Ricardo Labastier/ Divulgação
Ricardo Labastier/ Divulgação

Recortes da vida banal

Exposição traz imagens de cores fortes que Ricardo Labastier colecionou entre suas reportagens para jornais

Simonetta Persichetti/ Especial para o Estado, O Estado de S.Paulo

19 de agosto de 2013 | 12h11

A Doc Galeria, especializada em fotojornalismo, traz para São Paulo o trabalho Abismo da Carne, fotos de Ricardo Labastier que, de forma intensa e contundente, apresenta uma maneira de absorver os detalhes e ver de forma profunda seu mundo onírico.

Sua formação é em comunicação e marketing, mas, desde 1995, o pernambucano Ricardo Labastier escolheu o fotojornalismo como sua forma de expressão. Porém, a pauta, o dia a dia foi pouco para seu espírito inquieto. Entre um trabalho e outro, fotografava pelo simples prazer de fotografar. E, com o tempo, seu arquivo foi ficando abarrotado de imagens, metáforas fortes, cortes, sensações, imagens oníricas.

Uma presença constante em suas fotografias é o vermelho, sanguíneo, feminino, paixão, Exu. Trabalhou para o Jornal do Comércio e o Diário de Pernambuco, em Recife. Em 2000, mudou-se para Brasília, onde trabalhou para o Correio Brasiliense até 2004, quando decidiu se tornar fotógrafo independente, colaborando para diversas revistas e jornais e desenvolvendo seu trabalho pessoal.

Nunca um tema específico, mas fotos fragmentadas que foram, aos poucos, enchendo seu arquivo de olhares preciosos. E foi neste universo que a pesquisadora e professora Geórgia Quintas resolveu mergulhar há 2 anos. Encontros, conversas e descobertas de um trabalho forte, profundo. O resultado de tantos encontros é a mostra Abismos da Carne, que abre amanhã, na Doc Galeria. Imagens desconcertantes que nos fazem parar e pensar. Fotografias transformadoras: “Conheci o Ricardo em 1995, no jornal. O mundo nos separou e, em 2010, nos reencontramos. Quis saber o que ele andava fazendo e me deparei com um trabalho lindo e intenso”, diz Geórgia Quintas, curadora da mostra.

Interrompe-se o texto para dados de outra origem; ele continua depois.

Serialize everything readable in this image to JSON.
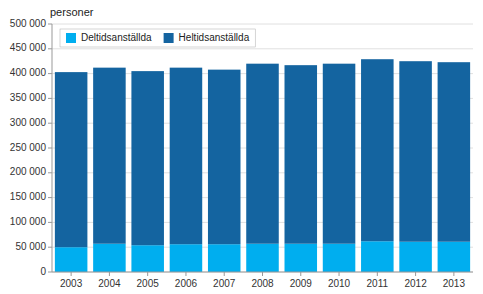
{
  "chart_data": {
    "type": "bar",
    "stacked": true,
    "ylabel": "personer",
    "categories": [
      "2003",
      "2004",
      "2005",
      "2006",
      "2007",
      "2008",
      "2009",
      "2010",
      "2011",
      "2012",
      "2013"
    ],
    "series": [
      {
        "name": "Deltidsanställda",
        "color": "#00aeef",
        "values": [
          50000,
          57000,
          54000,
          56000,
          56000,
          57000,
          57000,
          57000,
          62000,
          61000,
          61000
        ]
      },
      {
        "name": "Heltidsanställda",
        "color": "#1464a0",
        "values": [
          353000,
          355000,
          351000,
          356000,
          352000,
          363000,
          360000,
          363000,
          367000,
          364000,
          362000
        ]
      }
    ],
    "ylim": [
      0,
      500000
    ],
    "yticks": [
      0,
      {
        "value": 50000,
        "label": "50 000"
      },
      {
        "value": 100000,
        "label": "100 000"
      },
      {
        "value": 150000,
        "label": "150 000"
      },
      {
        "value": 200000,
        "label": "200 000"
      },
      {
        "value": 250000,
        "label": "250 000"
      },
      {
        "value": 300000,
        "label": "300 000"
      },
      {
        "value": 350000,
        "label": "350 000"
      },
      {
        "value": 400000,
        "label": "400 000"
      },
      {
        "value": 450000,
        "label": "450 000"
      },
      {
        "value": 500000,
        "label": "500 000"
      }
    ],
    "grid": true,
    "legend": "upper left"
  }
}
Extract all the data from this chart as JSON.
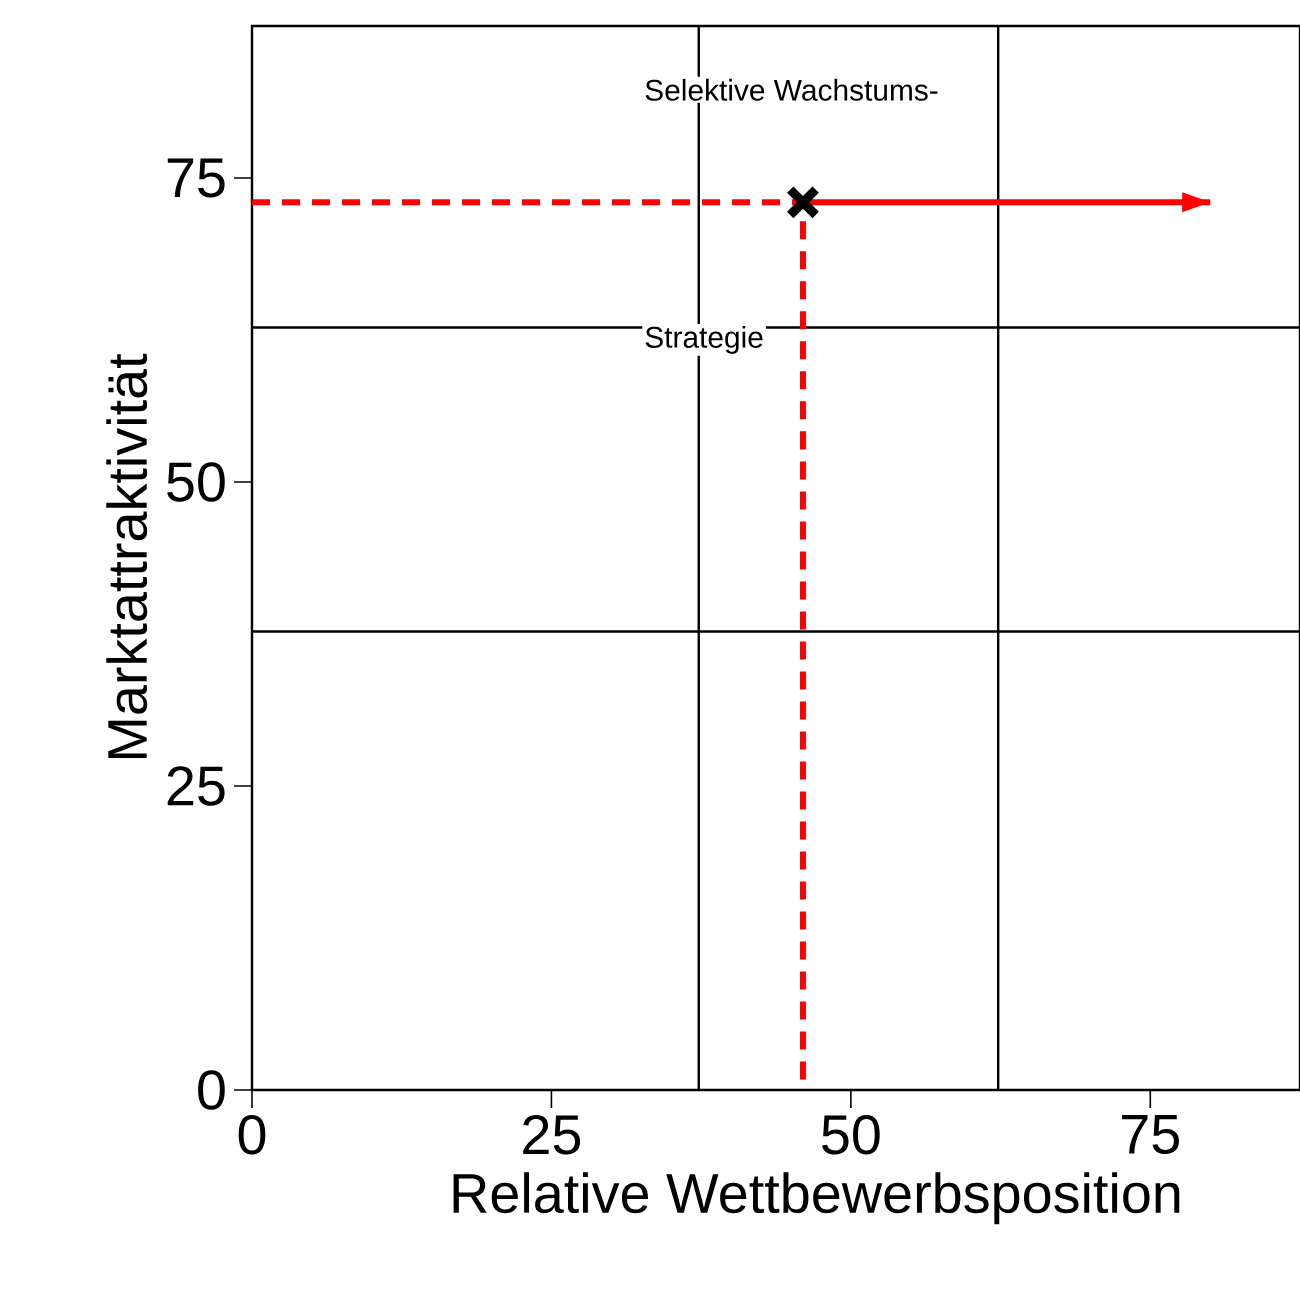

Mergulhar num arquivo de um fotógrafo é sempre fascinante, mas também perigoso. O mundo do artista se desvela e segredos são desvendados. Não poderia ser diferente no arquivo de Ricardo Labastier, o Labá dos amigos: “Ricardo é um cronista, cada imagem tem uma história”, diz a curadora. “Seu arquivo caótico e não organizado me ajudou a entender seu processo criativo, que é tão rico.”

A partir destes encontros, curadora e artista tentaram criar um diálogo possível, um eixo narrativo: “Cada imagem é um conto”, diz Geórgia.

O resultado é uma exposição densa, onde cada imagem se sustenta por si só, onde cada fotografia tem sua história: “As minhas fotografias revelam sensações”, diz Ricardo, “para mim, são possibilidades de sonhos”.

Fortes, intensas, perturbadoras. Talvez daí o titulo da exposição Abismo da Carne. Fotos carnais, impregnadas em nós feito tatuagem indelével: “Gostei muito de ver como as minhas fotos foram vistas pela Geórgia, ela conseguiu sintetizar tudo o que eu sempre quis dizer e me mostrou uma nova forma de ver meu trabalho”, confessa Labastier.

São pequenos recortes, um pé, um dorso, uma flor, momentos fugidios, imagens desfocadas, tremidas, de certa forma roubadas, uma mão feminina apoiada na mesa de um bar, uma cicatriz, um abraço. Fragmentos e recortes de vida banal, mas que se transformam na fotografia de Ricardo Labastier.

 

ABISMO DA CARNE

Doc Galeria. Rua Aspicuelta, 662. Tel.: (11) 3938-0130.